O desemprego é uma das maiores preocupações dos brasileiros. Mas existem 1,6 milhões de vagas disponíveis no mercado que ainda não foram preenchidas por falta de capacitação profissional baixa escolaridade em áreas chaves da economia e do desenvolvimento. O deputado federal Rogério Marinho (PSDB/RN) levou essa discussão para o Plenário na manhã desta quinta-feira (18/03).
“O sistema educacional brasileiro destoa de todos os sistemas educacionais mais produtivos na questão da formação profissional e técnica: o ensino médio brasileiro não oferece as oportunidades diversificadas de profissionalização, praticamente só há uma opção de ensino médio, forçando a todos a se submeterem a uma lógica de formação exclusiva e redutora. Não há oferta de formação profissional para atender a demanda e a matrícula no ensino técnico não chega a atingir 900 mil alunos no Brasil” discursou Rogério.
O temido apagão não é uma novidade.
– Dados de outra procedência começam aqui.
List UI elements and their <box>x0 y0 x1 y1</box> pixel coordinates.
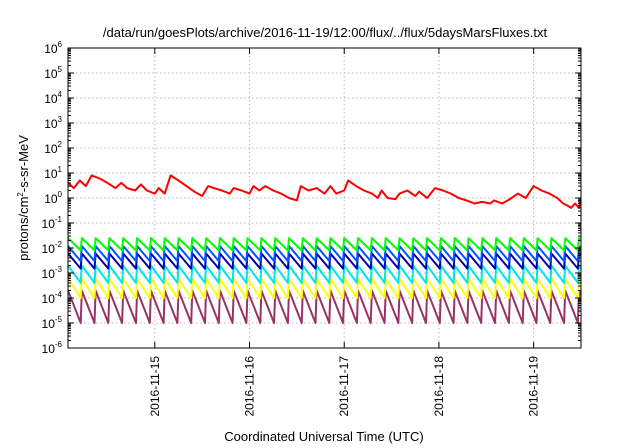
series-line <box>68 237 581 252</box>
y-tick-exp: -1 <box>55 215 63 224</box>
series-line <box>68 264 581 284</box>
y-tick-base: 10 <box>42 292 56 306</box>
y-tick-base: 10 <box>42 342 56 356</box>
y-tick-exp: 0 <box>58 190 63 199</box>
y-tick-label: 103 <box>44 115 62 131</box>
chart-title: /data/run/goesPlots/archive/2016-11-19/1… <box>103 25 548 40</box>
y-tick-label: 10-6 <box>42 340 63 356</box>
y-tick-exp: 4 <box>58 90 63 99</box>
y-tick-label: 10-3 <box>42 265 63 281</box>
y-tick-base: 10 <box>42 217 56 231</box>
y-tick-label: 10-4 <box>42 290 63 306</box>
y-tick-base: 10 <box>42 242 56 256</box>
y-tick-base: 10 <box>44 67 58 81</box>
y-tick-base: 10 <box>42 267 56 281</box>
y-axis-label-pre: protons/cm <box>16 197 31 261</box>
y-tick-base: 10 <box>44 117 58 131</box>
y-tick-label: 10-1 <box>42 215 63 231</box>
y-tick-exp: -5 <box>55 315 63 324</box>
y-axis-ticks: 10-610-510-410-310-210-11001011021031041… <box>42 40 581 356</box>
series-line <box>68 245 581 263</box>
y-axis-label-sup: 2 <box>16 192 25 197</box>
y-tick-exp: -3 <box>55 265 63 274</box>
y-tick-label: 10-5 <box>42 315 63 331</box>
y-tick-exp: 6 <box>58 40 63 49</box>
y-tick-label: 102 <box>44 140 62 156</box>
x-tick-label: 2016-11-17 <box>337 356 351 417</box>
y-tick-exp: 2 <box>58 140 63 149</box>
y-tick-label: 100 <box>44 190 62 206</box>
x-axis-label: Coordinated Universal Time (UTC) <box>224 429 423 444</box>
y-axis-label: protons/cm2-s-sr-MeV <box>16 135 31 261</box>
y-tick-label: 101 <box>44 165 62 181</box>
y-axis-label-post: -s-sr-MeV <box>16 135 31 192</box>
y-tick-base: 10 <box>42 317 56 331</box>
y-tick-exp: 5 <box>58 65 63 74</box>
y-tick-exp: -4 <box>55 290 63 299</box>
y-tick-exp: 3 <box>58 115 63 124</box>
y-tick-label: 105 <box>44 65 62 81</box>
y-tick-base: 10 <box>44 42 58 56</box>
y-tick-base: 10 <box>44 142 58 156</box>
y-tick-label: 104 <box>44 90 62 106</box>
y-tick-base: 10 <box>44 167 58 181</box>
series-line <box>68 289 581 324</box>
y-tick-base: 10 <box>44 192 58 206</box>
y-tick-base: 10 <box>44 92 58 106</box>
y-tick-label: 10-2 <box>42 240 63 256</box>
y-tick-label: 106 <box>44 40 62 56</box>
x-tick-label: 2016-11-18 <box>432 356 446 417</box>
y-tick-exp: -6 <box>55 340 63 349</box>
series-line <box>68 174 581 209</box>
series-line <box>68 277 581 299</box>
x-tick-label: 2016-11-15 <box>148 356 162 417</box>
grid <box>68 48 581 348</box>
x-axis-ticks: 2016-11-15 2016-11-16 2016-11-17 2016-11-18… <box>148 48 541 417</box>
y-tick-exp: 1 <box>58 165 63 174</box>
series-line <box>68 252 581 270</box>
x-tick-label: 2016-11-19 <box>527 356 541 417</box>
y-tick-exp: -2 <box>55 240 63 249</box>
series-lines <box>68 174 581 324</box>
x-tick-label: 2016-11-16 <box>243 356 257 417</box>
O problema foi intenso nos anos 2007 e 2008 e volta como um verdadeiro fantasma em 2010, ano em que as previsões de crescimento do PIB estão entre 5 e 6%. Faltam por exemplo, engenheiros. Segundo o presidente da Federação Nacional de Engenheiros (FNE), o país forma por ano 40 mil profissionais e precisará, pelo menos, dobrar este número para dar prosseguimento ao crescimento econômico. Outro exemplo é a falta de profissionais de matemática, química, biologia e física. Estima-se, a partir de projeções do MEC, que faltam mais de 250 mil professores destas áreas no Brasil.
Um estudo do Banco Interamericano de Desenvolvimento divulgou, em 2008, constatando que mais da metade dos latino-americanos entre 15 e 19 anos não tem um nível adequado de educação para conseguir um trabalho bem remunerado, no Brasil, o percentual nesta situação é de 71,6%. A média de anos de estudo no Brasil não passa de seis anos, em países como a França e o México, por exemplo, é exibida uma média de 12 anos de escolaridade, o dobro da escolaridade brasileira.